Up to 30 boats travel together from Fort Lauderdale to the Bahamas on “flings “hosted by the Bahamas’ Ministry of Tourism.
(Sun Sentinel)

Through June and July, Florida boaters can participate in boating flings, in which groups of up to 30 boats follow one another across the Gulf Stream to the Bahamas.

The Bahamas Ministry of Tourism hosts the trips, which visit Bimini, Abaco, Harbour Island and Eleuthera, in order to teach boaters how to safely travel from Florida to the Bahamas.

Flings depart Thursdays out of Fort Lauderdale at the Bahia Mar Yacht Club, 801 Seabreeze Boulevard, and return Sundays. Trips cost $75.

There are six trips this summer: two to Bimini, June 20-24 and June 27-July 1, followed by an extended fling July 11-22 to the Abacos, Harbour Island and Eleuthera. Two more trips to Bimini will take place July 25-29 and Aug. 1-5.


Dock space is on a first-come, first-serve basis. Boats must be at least 22 feet long to participate, and the trips mostly cater to motorboats. It usually only takes about three hours to complete the 60-mile trip.

However, since Bimini is a quicker trip, if someone had a sailboat with a motor that met the size requirements, that could be accommodated, a company spokeswoman said.

Boaters are all given information on safety materials and gear to bring with them before departure to ensure they are prepared for the trip.

The flings are led by Richard Treco, senior marketing manager at the Bahamas Ministry of Tourism and Aviation.
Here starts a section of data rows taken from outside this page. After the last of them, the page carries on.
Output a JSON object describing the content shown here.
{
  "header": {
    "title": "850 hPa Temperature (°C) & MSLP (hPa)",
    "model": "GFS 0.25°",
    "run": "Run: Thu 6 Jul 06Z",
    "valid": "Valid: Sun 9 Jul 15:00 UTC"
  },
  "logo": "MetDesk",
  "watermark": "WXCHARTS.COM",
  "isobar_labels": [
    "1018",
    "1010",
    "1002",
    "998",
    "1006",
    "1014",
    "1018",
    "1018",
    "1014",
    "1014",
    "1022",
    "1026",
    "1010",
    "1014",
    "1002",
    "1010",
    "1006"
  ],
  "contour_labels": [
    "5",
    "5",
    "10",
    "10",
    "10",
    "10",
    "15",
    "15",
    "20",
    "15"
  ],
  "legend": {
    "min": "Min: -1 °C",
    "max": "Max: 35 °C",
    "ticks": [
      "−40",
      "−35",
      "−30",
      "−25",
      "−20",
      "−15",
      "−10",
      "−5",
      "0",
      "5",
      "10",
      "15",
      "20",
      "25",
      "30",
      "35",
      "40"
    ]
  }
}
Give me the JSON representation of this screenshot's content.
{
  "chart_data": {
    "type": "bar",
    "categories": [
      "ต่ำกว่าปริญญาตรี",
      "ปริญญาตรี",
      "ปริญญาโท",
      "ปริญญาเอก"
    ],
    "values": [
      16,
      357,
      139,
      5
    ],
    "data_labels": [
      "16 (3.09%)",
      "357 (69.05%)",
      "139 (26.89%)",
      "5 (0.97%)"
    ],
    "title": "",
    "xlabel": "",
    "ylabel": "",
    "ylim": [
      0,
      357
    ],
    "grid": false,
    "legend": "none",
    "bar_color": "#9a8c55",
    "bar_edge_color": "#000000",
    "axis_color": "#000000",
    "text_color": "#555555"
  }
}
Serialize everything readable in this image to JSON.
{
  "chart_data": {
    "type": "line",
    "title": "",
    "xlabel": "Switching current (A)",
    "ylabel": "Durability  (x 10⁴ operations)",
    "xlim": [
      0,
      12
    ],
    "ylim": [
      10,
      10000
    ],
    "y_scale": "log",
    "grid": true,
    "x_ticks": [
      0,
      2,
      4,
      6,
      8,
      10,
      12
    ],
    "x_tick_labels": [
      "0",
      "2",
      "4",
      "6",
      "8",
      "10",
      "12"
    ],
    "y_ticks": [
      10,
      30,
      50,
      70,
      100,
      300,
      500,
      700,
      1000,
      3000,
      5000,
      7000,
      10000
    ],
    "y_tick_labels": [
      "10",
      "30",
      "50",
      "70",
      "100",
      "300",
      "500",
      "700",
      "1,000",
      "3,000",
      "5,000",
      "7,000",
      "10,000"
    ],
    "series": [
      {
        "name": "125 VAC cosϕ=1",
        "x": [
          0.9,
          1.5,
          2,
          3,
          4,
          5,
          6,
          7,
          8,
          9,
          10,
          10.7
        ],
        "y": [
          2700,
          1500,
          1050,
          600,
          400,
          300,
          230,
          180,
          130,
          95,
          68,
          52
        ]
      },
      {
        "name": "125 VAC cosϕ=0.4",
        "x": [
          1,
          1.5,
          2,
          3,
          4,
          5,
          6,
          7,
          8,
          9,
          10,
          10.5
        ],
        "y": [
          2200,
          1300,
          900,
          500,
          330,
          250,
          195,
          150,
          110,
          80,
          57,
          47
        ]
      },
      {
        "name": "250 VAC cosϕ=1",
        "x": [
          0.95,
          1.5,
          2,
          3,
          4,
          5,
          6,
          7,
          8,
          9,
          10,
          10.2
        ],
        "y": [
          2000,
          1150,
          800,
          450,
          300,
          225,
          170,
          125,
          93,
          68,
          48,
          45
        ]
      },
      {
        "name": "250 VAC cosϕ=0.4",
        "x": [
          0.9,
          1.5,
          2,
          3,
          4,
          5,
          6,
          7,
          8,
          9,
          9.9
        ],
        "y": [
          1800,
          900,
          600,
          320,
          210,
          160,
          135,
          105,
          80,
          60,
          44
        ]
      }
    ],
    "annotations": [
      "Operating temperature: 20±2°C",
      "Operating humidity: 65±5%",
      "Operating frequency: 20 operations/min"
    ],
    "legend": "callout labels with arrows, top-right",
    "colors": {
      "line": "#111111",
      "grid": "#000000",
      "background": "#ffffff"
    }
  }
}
Treco has been leading the trips for the nearly 38 years the Bahamas have offered them.


“We pair up boats with a similar speed, so they look out for each other. We give them GPS coordinates and show them how to read hazards so they can navigate safely in the Bahamian waters. We teach them a lot of important things,” Treco says.
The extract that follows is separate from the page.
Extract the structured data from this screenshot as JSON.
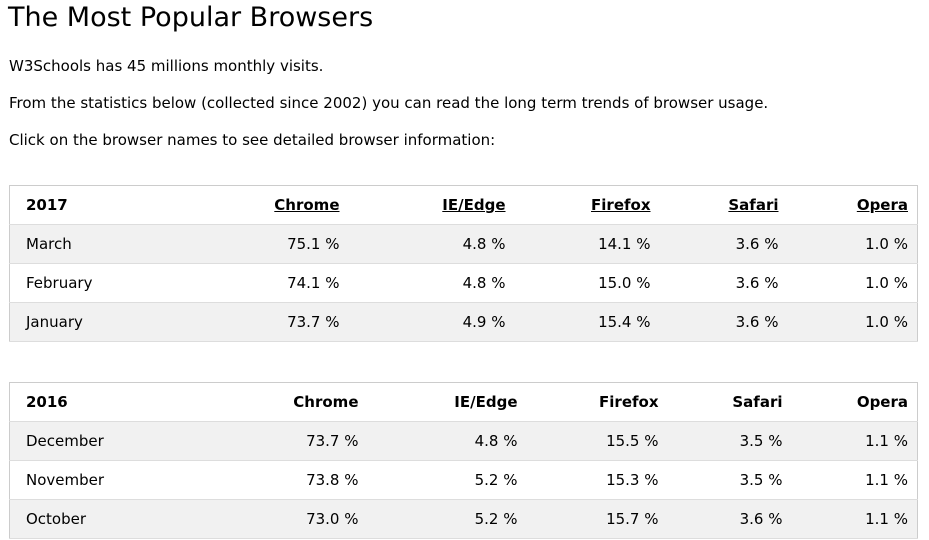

Moreover, there’s a “no boat left behind” policy for all boats in case someone in the group has a mechanical issue and needs repair, or to have assistance called.

Explore events across the state of Florida this July.

Teco says they started the trips following a survey that found Florida boaters were scared to travel outside state waters. “These trips show them how to [make it to the Bahamas] so they can do it on their own later,” he says.


Treco recently returned from taking a group of six boaters to Grand Bahama. “The ones I took this week were raving about the trip and didn’t want to leave,” he says.

There is no itinerary once the boaters arrive on the islands. Treco says they used to coordinate itineraries, but people wanted to do things on their own. Now, he suggests places to go diving and fishing and makes sure the group understands how to navigate the waters before sending them off. Then, the group meets back up Sunday and returns to Fort Lauderdale together.